Pre-draft measurables
| Height | Weight | Arm length | Hand span | Wingspan | 40-yard dash | 10-yard split | 20-yard split | 20-yard shuttle | Three-cone drill | Vertical jump | Broad jump |
| 6 ft 0+3⁄4 in (1.85 m) | 227 lb (103 kg) | 31+1⁄4 in (0.79 m) | 8+5⁄8 in (0.22 m) | 6 ft 4+1⁄2 in (1.94 m) | 4.95 s | 1.62 s | 2.78 s | 4.80 s | 7.72 s | 31.0 in (0.79 m) | 8 ft 7 in (2.62 m) |
All values from Pro Day

==Coaching career==
In 2017, Sims was named the head football coach at John Marshall High School in Virginia.

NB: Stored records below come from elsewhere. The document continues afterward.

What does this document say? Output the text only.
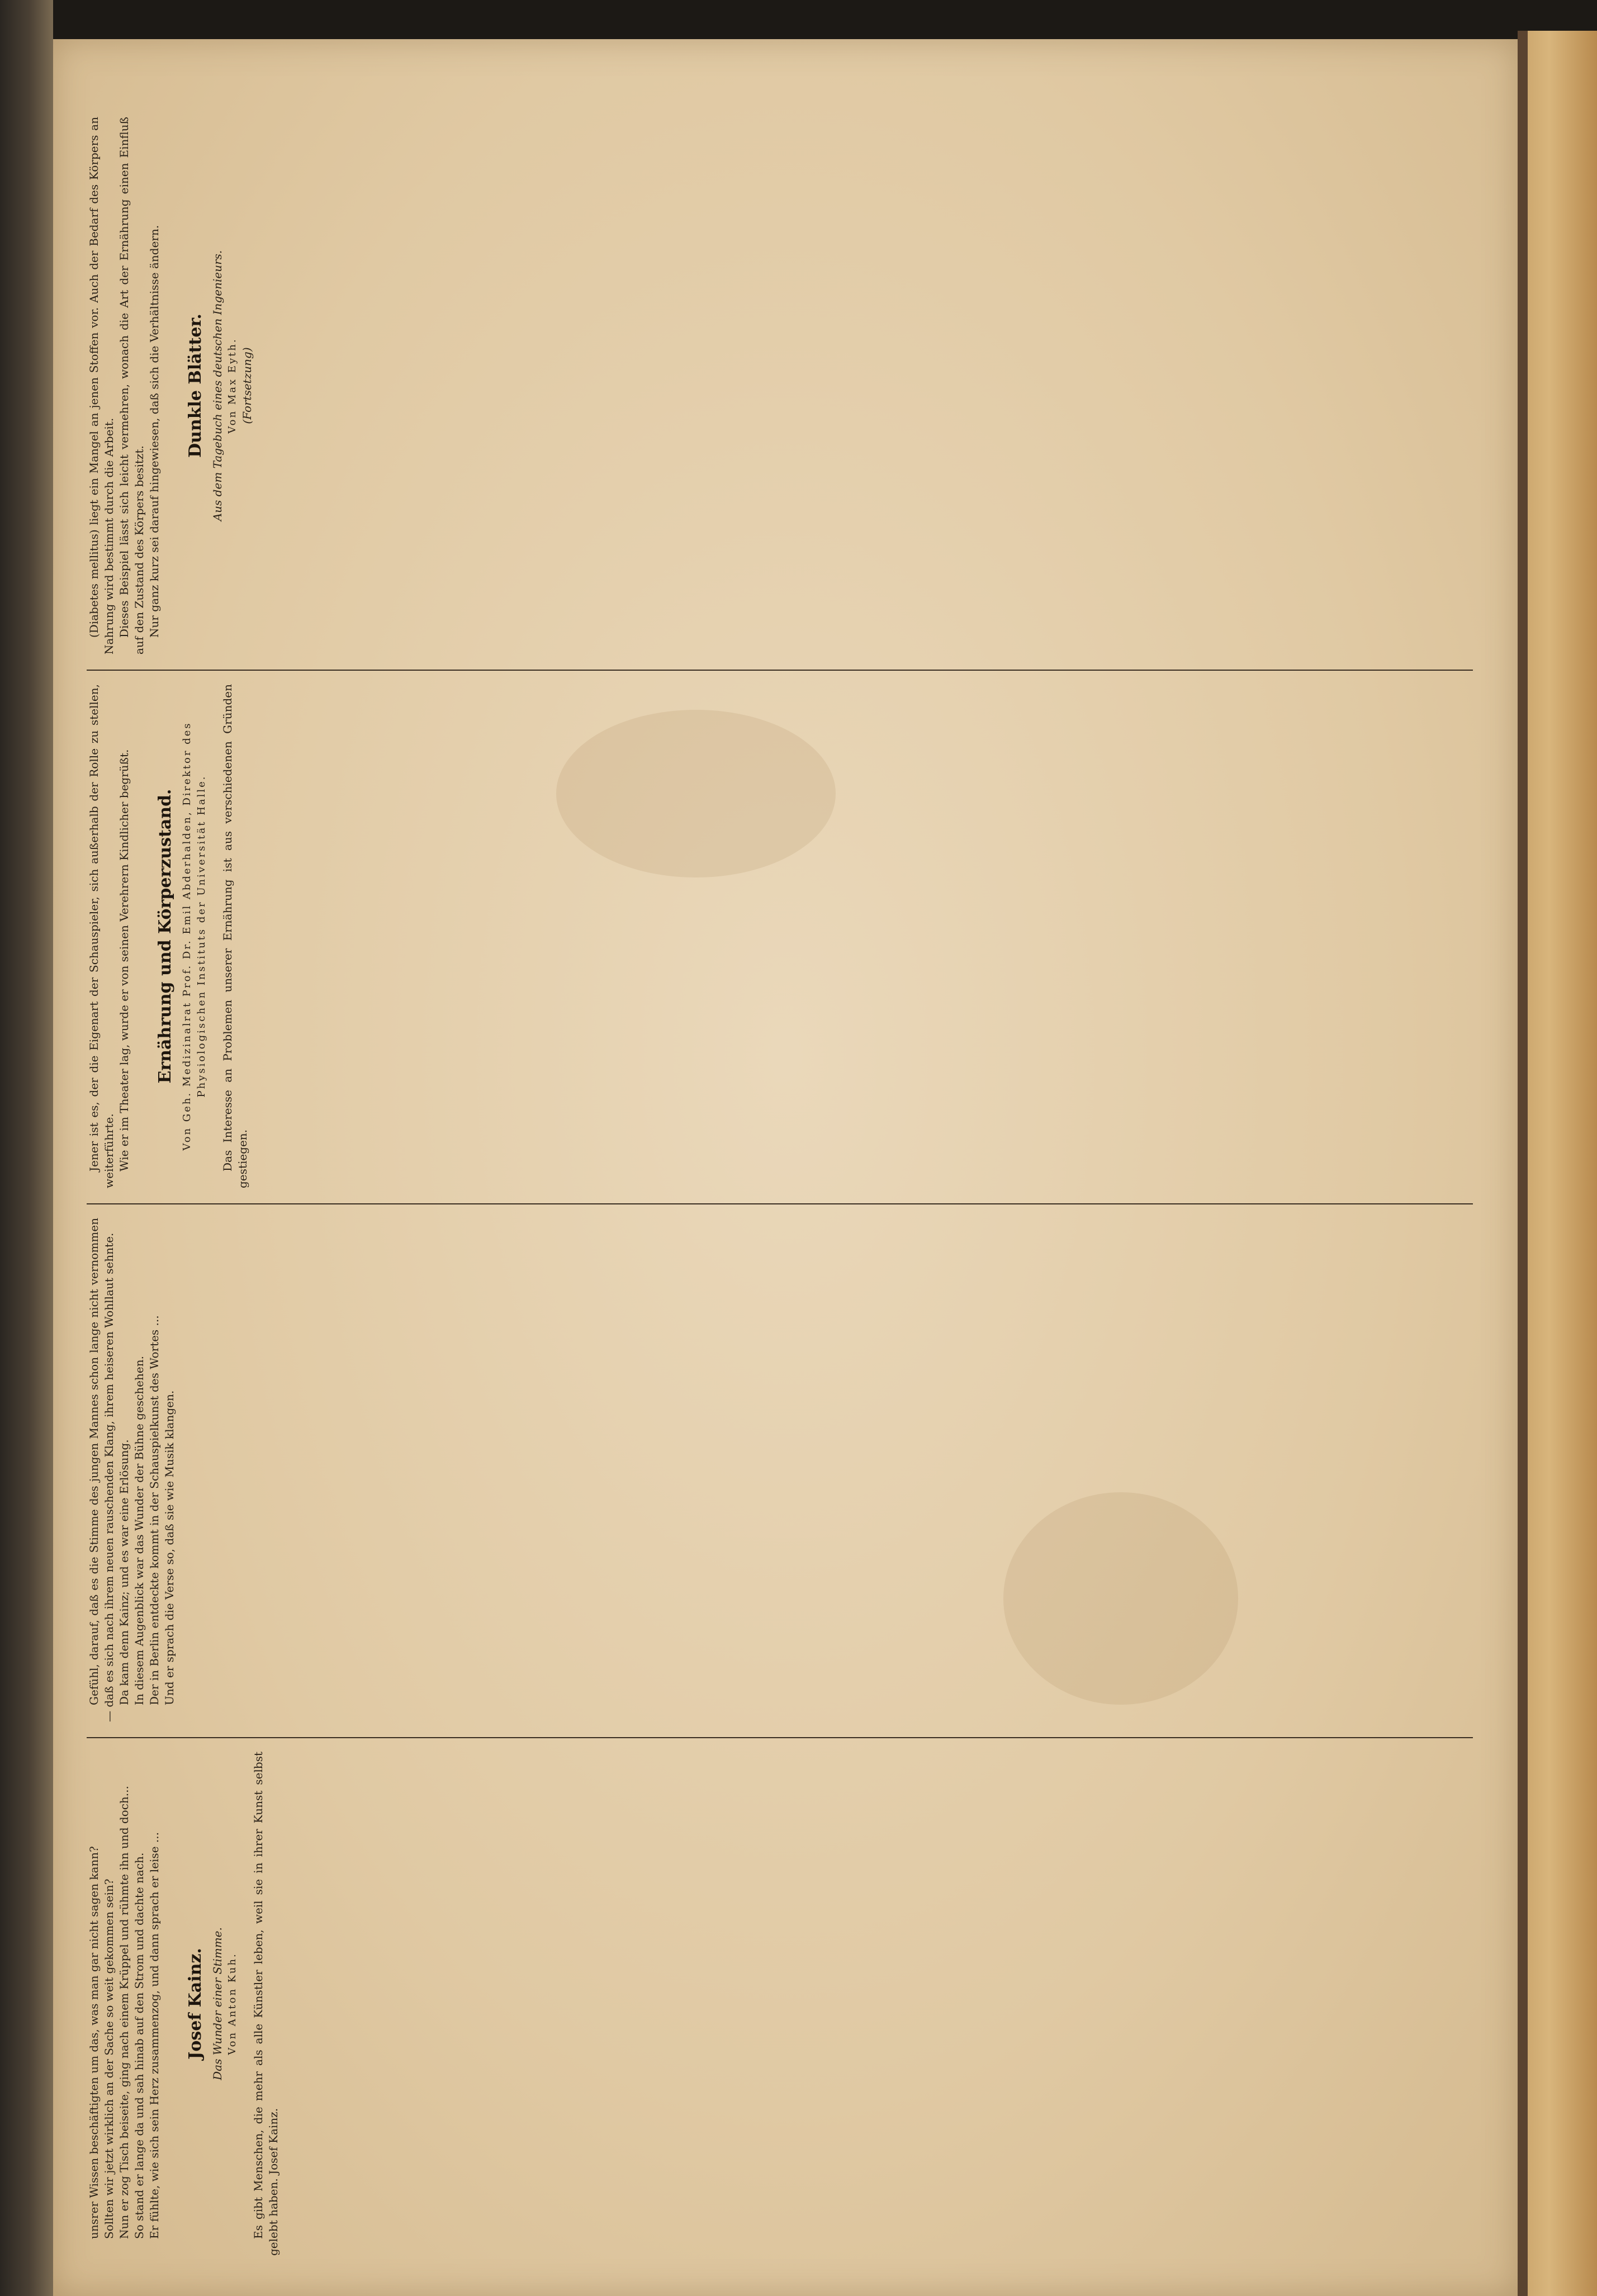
unsrer Wissen beschäftigten um das, was man gar nicht sagen kann? Sollten wir jetzt wirklich an der Sache so weit gekommen sein? Nun er zog Tisch beiseite, ging nach einem Krüppel und rühmte ihn und doch... So stand er lange da und sah hinab auf den Strom und dachte nach. Er fühlte, wie sich sein Herz zusammenzog, und dann sprach er leise ... Josef Kainz. Das Wunder einer Stimme. Von Anton Kuh. Es gibt Menschen, die mehr als alle Künstler leben, weil sie in ihrer Kunst selbst gelebt haben. Josef Kainz.
Gefühl, darauf, daß es die Stimme des jungen Mannes schon lange nicht vernommen — daß es sich nach ihrem neuen rauschenden Klang, ihrem heiseren Wohllaut sehnte. Da kam denn Kainz; und es war eine Erlösung. In diesem Augenblick war das Wunder der Bühne geschehen. Der in Berlin entdeckte kommt in der Schauspielkunst des Wortes ... Und er sprach die Verse so, daß sie wie Musik klangen.
Jener ist es, der die Eigenart der Schauspieler, sich außerhalb der Rolle zu stellen, weiterführte. Wie er im Theater lag, wurde er von seinen Verehrern Kindlicher begrüßt. Ernährung und Körperzustand. Von Geh. Medizinalrat Prof. Dr. Emil Abderhalden, Direktor des Physiologischen Instituts der Universität Halle. Das Interesse an Problemen unserer Ernährung ist aus verschiedenen Gründen gestiegen.
(Diabetes mellitus) liegt ein Mangel an jenen Stoffen vor. Auch der Bedarf des Körpers an Nahrung wird bestimmt durch die Arbeit. Dieses Beispiel lässt sich leicht vermehren, wonach die Art der Ernährung einen Einfluß auf den Zustand des Körpers besitzt. Nur ganz kurz sei darauf hingewiesen, daß sich die Verhältnisse ändern. Dunkle Blätter. Aus dem Tagebuch eines deutschen Ingenieurs. Von Max Eyth. (Fortsetzung)
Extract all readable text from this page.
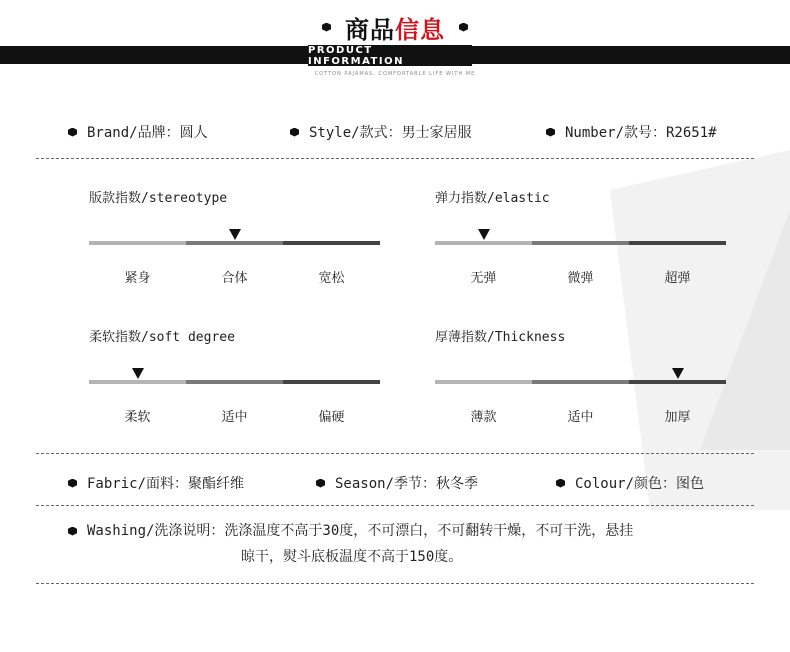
商品信息
PRODUCT INFORMATION
COTTON PAJAMAS, COMFORTABLE LIFE WITH ME
Brand/品牌：圆人	Style/款式：男士家居服	Number/款号：R2651#
版款指数/stereotype
紧身	合体	宽松
弹力指数/elastic
无弹	微弹	超弹
柔软指数/soft degree
柔软	适中	偏硬
厚薄指数/Thickness
薄款	适中	加厚
Fabric/面料：聚酯纤维	Season/季节：秋冬季	Colour/颜色：图色
Washing/洗涤说明：洗涤温度不高于30度，不可漂白，不可翻转干燥，不可干洗，悬挂
晾干，熨斗底板温度不高于150度。
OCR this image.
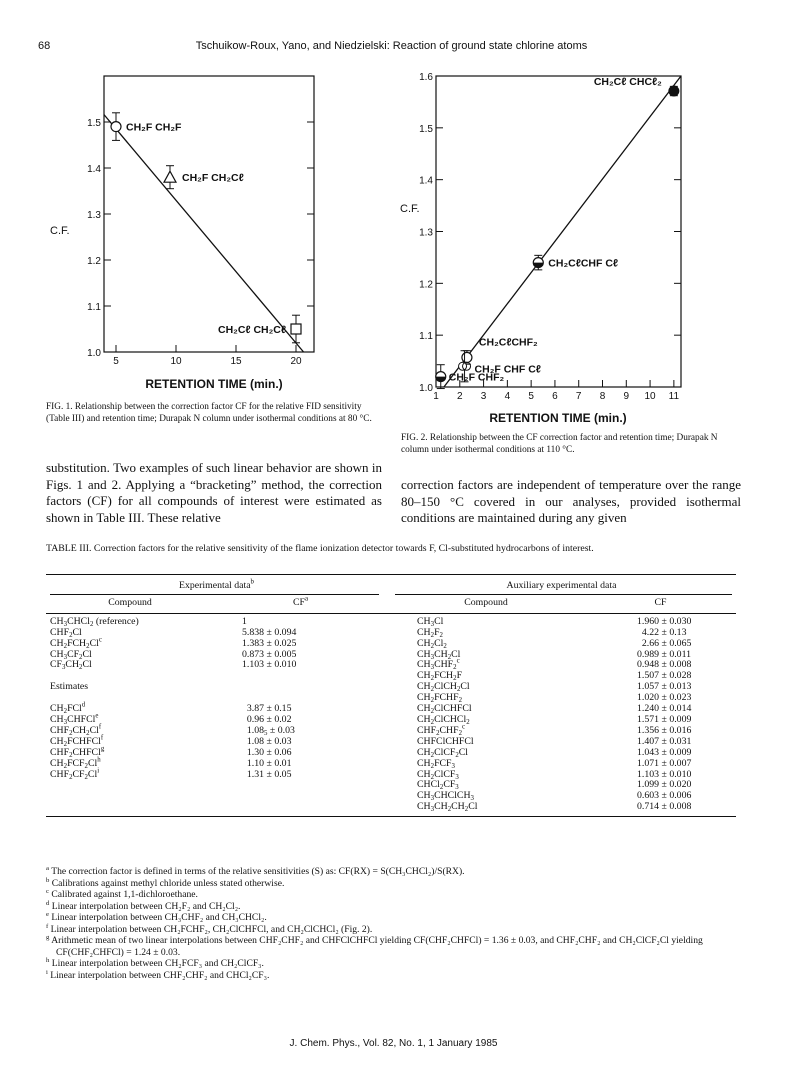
68	Tschuikow-Roux, Yano, and Niedzielski: Reaction of ground state chlorine atoms
1.0
1.1
1.2
1.3
1.4
1.5
5	10	15	20
CH₂F CH₂F
CH₂F CH₂Cℓ
CH₂Cℓ CH₂Cℓ
C.F.
RETENTION TIME (min.)
FIG. 1. Relationship between the correction factor CF for the relative FID sensitivity (Table III) and retention time; Durapak N column under isothermal conditions at 80 °C.
1.0
1.1
1.2
1.3
1.4
1.5
1.6
1 2 3 4 5 6 7 8 9 10 11
CH₂Cℓ CHCℓ₂
CH₂CℓCHF Cℓ
CH₂CℓCHF₂
CH₂F CHF Cℓ
CH₂F CHF₂
C.F.
RETENTION TIME (min.)
FIG. 2. Relationship between the CF correction factor and retention time; Durapak N column under isothermal conditions at 110 °C.
substitution. Two examples of such linear behavior are shown in Figs. 1 and 2. Applying a “bracketing” method, the correction factors (CF) for all compounds of interest were estimated as shown in Table III. These relative
correction factors are independent of temperature over the range 80–150 °C covered in our analyses, provided isothermal conditions are maintained during any given
TABLE III. Correction factors for the relative sensitivity of the flame ionization detector towards F, Cl-substituted hydrocarbons of interest.
Experimental data$^b$		Auxiliary experimental data	

Compound	$CF^a$	Compound	CF

$CH_3CHCl_2$ (reference)	1	$CH_3Cl$	1.960 ± 0.030
$CHF_2Cl$	5.838 ± 0.094	$CH_2F_2$	4.22 ± 0.13
$CH_2FCH_2Cl^c$	1.383 ± 0.025	$CH_2Cl_2$	2.66 ± 0.065
$CH_3CF_2Cl$	0.873 ± 0.005	$CH_3CH_2Cl$	0.989 ± 0.011
$CF_3CH_2Cl$	1.103 ± 0.010	$CH_3CHF_2^c$	0.948 ± 0.008
		$CH_2FCH_2F$	1.507 ± 0.028
Estimates		$CH_2ClCH_2Cl$	1.057 ± 0.013
		$CH_2FCHF_2$	1.020 ± 0.023
$CH_2FCl^d$	3.87 ± 0.15	$CH_2ClCHFCl$	1.240 ± 0.014
$CH_3CHFCl^e$	0.96 ± 0.02	$CH_2ClCHCl_2$	1.571 ± 0.009
$CHF_2CH_2Cl^f$	$1.08_5 \pm 0.03$	$CHF_2CHF_2^c$	1.356 ± 0.016
$CH_2FCHFCl^f$	1.08 ± 0.03	CHFClCHFCl	1.407 ± 0.031
$CHF_2CHFCl^g$	1.30 ± 0.06	$CH_2ClCF_2Cl$	1.043 ± 0.009
$CH_2FCF_2Cl^h$	1.10 ± 0.01	$CH_2FCF_3$	1.071 ± 0.007
$CHF_2CF_2Cl^i$	1.31 ± 0.05	$CH_2ClCF_3$	1.103 ± 0.010
		$CHCl_2CF_3$	1.099 ± 0.020
		$CH_3CHClCH_3$	0.603 ± 0.006
		$CH_3CH_2CH_2Cl$	0.714 ± 0.008

$^a$ The correction factor is defined in terms of the relative sensitivities (S) as: CF(RX) = S(CH₃CHCl₂)/S(RX).
$^b$ Calibrations against methyl chloride unless stated otherwise.
$^c$ Calibrated against 1,1-dichloroethane.
$^d$ Linear interpolation between CH₂F₂ and CH₂Cl₂.
$^e$ Linear interpolation between CH₃CHF₂ and CH₃CHCl₂.
$^f$ Linear interpolation between CH₂FCHF₂, CH₂ClCHFCl, and CH₂ClCHCl₂ (Fig. 2).
$^g$ Arithmetic mean of two linear interpolations between CHF₂CHF₂ and CHFClCHFCl yielding CF(CHF₂CHFCl) = 1.36 ± 0.03, and CHF₂CHF₂ and CH₂ClCF₂Cl yielding CF(CHF₂CHFCl) = 1.24 ± 0.03.
$^h$ Linear interpolation between CH₂FCF₃ and CH₂ClCF₃.
$^i$ Linear interpolation between CHF₂CHF₂ and CHCl₂CF₃.
J. Chem. Phys., Vol. 82, No. 1, 1 January 1985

On January 31, 2020, Sims accepted the head coaching position at J.R. Tucker High School in Henrico County, also in the Richmond metropolitan area.

On January 11, 2023, Sims accepted the head coaching position at Princess Anne High School in Virginia Beach, Virginia. On November 12, 2024, Sims resigned as head football coach at Princess Anne after two
seasons and an overall record of 0–20.